Basically a board receives a logic input (call it A) from a host system. A is distributed to 16 outputs which drive some circuits, let's call the outputs Y[15:0]. In normal operation, all the Y outputs are just equal to A, so none of the bits of Y are independent. But for self-testing purposes, we need to make these outputs somewhat independent, which will require some logic in between.
Basically what I want is to configure each Y bit to select A, ~A, 0, or 1. One way to do this with off-the-shelf devices is to have each Y come from a multiplexer (can be implemented with a 1G57 logic gate), each of which requires two control bits. These control bits would come from a GPIO expander (so need 32 bits to support 16 outputs). Our board already has an I2C interface to the host system, and the reconfiguration doesn't have to be fast, so I2C provides a convenient interface for the GPIO expander. See attached diagram (hoping attachment works...).

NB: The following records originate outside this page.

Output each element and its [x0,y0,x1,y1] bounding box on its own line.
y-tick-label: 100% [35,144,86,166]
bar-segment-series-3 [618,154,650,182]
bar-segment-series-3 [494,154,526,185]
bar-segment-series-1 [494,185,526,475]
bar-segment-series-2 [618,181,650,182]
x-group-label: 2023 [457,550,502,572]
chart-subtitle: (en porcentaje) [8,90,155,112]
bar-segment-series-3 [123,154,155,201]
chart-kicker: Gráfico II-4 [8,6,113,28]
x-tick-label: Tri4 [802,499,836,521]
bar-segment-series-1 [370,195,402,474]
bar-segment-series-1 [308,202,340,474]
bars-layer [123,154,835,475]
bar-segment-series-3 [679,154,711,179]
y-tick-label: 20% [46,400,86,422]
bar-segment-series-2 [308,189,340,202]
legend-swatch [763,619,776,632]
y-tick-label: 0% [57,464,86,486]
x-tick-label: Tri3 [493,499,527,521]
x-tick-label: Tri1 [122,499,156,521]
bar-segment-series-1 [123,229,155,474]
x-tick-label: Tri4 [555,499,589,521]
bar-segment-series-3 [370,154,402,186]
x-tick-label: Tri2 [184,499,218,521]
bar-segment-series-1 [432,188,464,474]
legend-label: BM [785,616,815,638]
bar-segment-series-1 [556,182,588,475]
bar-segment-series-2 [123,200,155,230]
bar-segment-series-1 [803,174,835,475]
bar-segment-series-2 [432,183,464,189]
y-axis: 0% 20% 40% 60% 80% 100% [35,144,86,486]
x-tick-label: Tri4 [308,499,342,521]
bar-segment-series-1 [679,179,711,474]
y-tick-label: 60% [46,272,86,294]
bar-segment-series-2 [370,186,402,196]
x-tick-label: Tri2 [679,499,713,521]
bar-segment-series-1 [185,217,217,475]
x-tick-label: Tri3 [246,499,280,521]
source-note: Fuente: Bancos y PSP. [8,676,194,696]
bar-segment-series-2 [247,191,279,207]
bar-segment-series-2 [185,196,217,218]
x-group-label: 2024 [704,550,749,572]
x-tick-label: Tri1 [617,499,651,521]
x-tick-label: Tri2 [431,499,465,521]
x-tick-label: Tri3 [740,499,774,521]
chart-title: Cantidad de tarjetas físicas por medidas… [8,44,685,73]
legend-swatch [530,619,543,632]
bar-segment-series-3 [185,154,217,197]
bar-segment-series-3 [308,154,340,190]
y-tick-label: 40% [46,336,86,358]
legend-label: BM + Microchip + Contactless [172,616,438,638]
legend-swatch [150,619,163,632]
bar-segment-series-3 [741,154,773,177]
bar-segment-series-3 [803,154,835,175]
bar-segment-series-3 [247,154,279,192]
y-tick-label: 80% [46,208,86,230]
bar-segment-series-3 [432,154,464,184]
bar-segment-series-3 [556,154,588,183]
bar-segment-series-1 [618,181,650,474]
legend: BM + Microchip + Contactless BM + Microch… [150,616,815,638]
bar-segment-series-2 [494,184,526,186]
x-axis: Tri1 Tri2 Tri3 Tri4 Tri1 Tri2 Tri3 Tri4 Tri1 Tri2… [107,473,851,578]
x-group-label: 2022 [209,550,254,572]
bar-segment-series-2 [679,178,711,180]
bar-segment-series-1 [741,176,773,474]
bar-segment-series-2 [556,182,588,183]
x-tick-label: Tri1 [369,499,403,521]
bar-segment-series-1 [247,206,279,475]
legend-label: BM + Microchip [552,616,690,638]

But even if we use a single logic gate for each output, that's a lot of board space and components. And we may need to scale to more outputs. I'm looking to replace the whole thing with a CPLD/FPGA, but I'm not very familiar with low-end options.
One big caveat for this application is that this board contains extremely sensitive broadband RF receivers (can't get into specifics here), so RFI generated by an FPGA is a big concern. I'm fairly sure that even low-end FPGAs have internal oscillators and logic which operates in the background to support certain features (configuration, initialization, debugging, etc). Would be ideal if we could feed the FPGA an additional signal (call it IDLE) which would disable as much of this as possible. So when we need to update the control bits via I2C we would first de-assert IDLE. Then before running the tests we would assert IDLE, which would disable as much as possible while leaving the required combination logic functioning. Repeat as necessary.
Obviously the amount of RFI we see from the FPGA will depend on numerous factors outside of the FPGA itself, but I'm trying to at least select parts which get close to this sort of behavior. This sort of stuff is always buried deep in documentation (or not provided at all). For example, I was looking at the Igloo Nano, and it mentions an "Idle" mode which can be entered by just halting external clock sources. Sounds great, but it doesn't seem to describe what happens to its internal oscillators or the circuitry they clock. Just hoping for some general tips.
Also a few other specifications about the application/fpga:
The logic input A is not very fast, minimum pulse width is maybe 500ns. A few tens of nanoseconds of skew/delay on the Y outputs won't matter.
Being able to update the firmware via that same I2C interface would be nice, but isn't a requirement
FPGA configuration can be stored either in FPGA NVM (i.e. MAX10) or in an external memory (i.e. cyclone)
QFP/QFN footprints would be nice, but BGA is an option too (min pitch 0.65mm though)